Cable modems sold by two manufacturers expose a wide variety of sensitive information over SNMP, including usernames and passwords, WEP keys and SSIDs. Researchers who discovered the vulnerabilities say they’re trivially exploitable and plan to release Metasploit modules for them later this month.
The broadband modems, manufactured by Netmaster and ARRIS, leak the sensitive information through the exposure of the SNMP community string. That string is a kind of password that is sent in cleartext by clients as a form of authentication. It’s a part of the original SNMP standard, and a pair of security researchers discovered that the ARRIS Touchstone and Netmaster Wireless Cable Modem use the community string and expose the sensitive information.

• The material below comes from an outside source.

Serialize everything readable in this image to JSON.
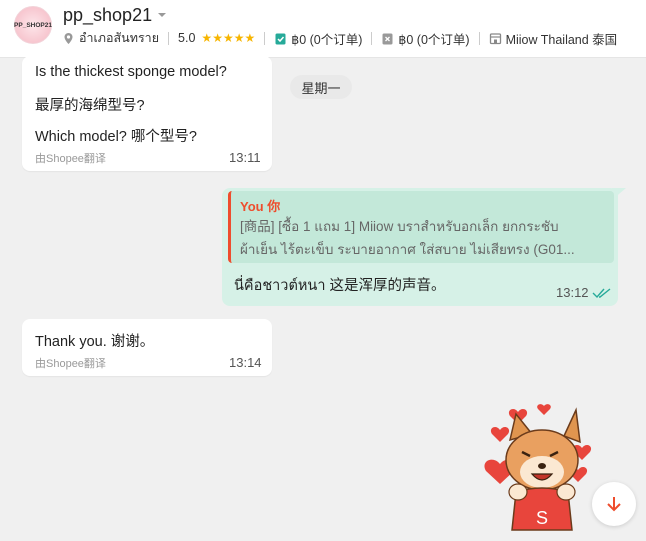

“By default this device was found exposing critical information via SNMP public community string. According to Shodan over 50,000 of these devices are exposing SNMP to the internet,” Tod Beardsley of Rapid& wrote in a post explaining the flaws, which were discovered by Deral Heiland and Matthew Kienow.
The same issue applies to both the ARRIS and Netmaster cable modems, and the researchers found that they expose the password, SSID, WPA pre-shared key, WEP keys and, in the case of Netmaster, the username. The two researchers who discovered the vulnerabilities plan to discuss the problems at the DerbyCon conference in late September and release a Metasploit module to exploit them, as well.
The effect of the vulnerability is that a remote, unauthenticated attacker would be able to retrieve the exposed information and presumably gain access to the affected device. The CERT/CC has issued an advisory about the issue in the ARRIS modems.